Rake 0.5.0 Released
Although it has only been two weeks since the last release, we have enough
updates to the Rake program to make it time for another release.
Changes
Here are the changes for version 0.5.3 …
- FileLists have been extensively changed so that they mimic the behavior of
real arrays even more closely. In particular, operations on FileLists that
return a new collection (e.g. collect, reject) will now return a FileList
rather than an array. In addition, several places where FileLists were not
properly expanded before use have been fixed.
- A method (ext) to simplify the handling of file extensions was
added to String and to Array.
- The ‘testrb’ script in test/unit tends to silently swallow
syntax errors in test suites. Because of that, the default test loader is
now a rake-provided script. You can still use ‘testrb’ by
setting the loader flag in the test task to :testrb. (See the API documents
for TestTask for all the loader flag values).
- FileUtil methods (e.g. cp, mv, install) are now declared to be private.
This will cut down on the interference with user defined methods of the
same name.
- Fixed the verbose flag in the TestTask so that the test code is controlled
by the flag.
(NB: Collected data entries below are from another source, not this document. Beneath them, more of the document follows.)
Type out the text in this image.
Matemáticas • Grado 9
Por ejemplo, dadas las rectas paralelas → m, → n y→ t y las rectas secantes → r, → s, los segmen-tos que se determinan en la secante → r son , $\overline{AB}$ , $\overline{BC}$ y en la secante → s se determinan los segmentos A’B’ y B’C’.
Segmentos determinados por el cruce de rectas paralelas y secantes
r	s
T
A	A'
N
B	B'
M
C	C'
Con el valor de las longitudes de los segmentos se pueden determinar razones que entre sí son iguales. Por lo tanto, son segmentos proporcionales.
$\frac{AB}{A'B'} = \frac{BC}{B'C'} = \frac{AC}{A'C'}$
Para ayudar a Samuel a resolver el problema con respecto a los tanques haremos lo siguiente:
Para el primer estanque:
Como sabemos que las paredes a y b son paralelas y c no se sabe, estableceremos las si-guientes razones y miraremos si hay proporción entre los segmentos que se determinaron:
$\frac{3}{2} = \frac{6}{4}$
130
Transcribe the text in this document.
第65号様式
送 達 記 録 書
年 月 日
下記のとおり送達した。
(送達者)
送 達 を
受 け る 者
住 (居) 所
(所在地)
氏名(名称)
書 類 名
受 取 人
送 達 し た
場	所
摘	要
Also shortened up some failure messages. (Thanks to Tobias
Luetke for the suggestion).
- Rules will now properly detect a task that can generate a source file.
Previously rules would only consider source files that were already
present.
- Added an import command that allows Rake to dynamically import
dependendencies into a running Rake session. The import command
can run tasks to update the dependency file before loading them. Dependency
files can be in rake or make format, allowing rake to work with tools
designed to generate dependencies for make.
What is Rake
Rake is a build tool similar to the make program in many ways. But instead
of cryptic make recipes, Rake uses standard Ruby code to declare tasks and
dependencies. You have the full power of a modern scripting language built
right into your build tool.
Availability
The easiest way to get and install rake is via RubyGems …
gem install rake (you may need root/admin privileges)
Otherwise, you can get it from the more traditional places:
Thanks
As usual, it was input from users that drove a alot of these changes.
Thanks to …
- Brian Gernhardt for the rules fix (especially for the patience to explain
the problem to me until I got what he was talking about).
- Stefan Lang for pointing out problems in the dark corners of the FileList
implementation.
- Alexey Verkhovsky pointing out the silently swallows syntax errors in
tests.
- Tobias Luetke for beautifying the test task output.
- Sam Roberts for some of the ideas behind dependency loading.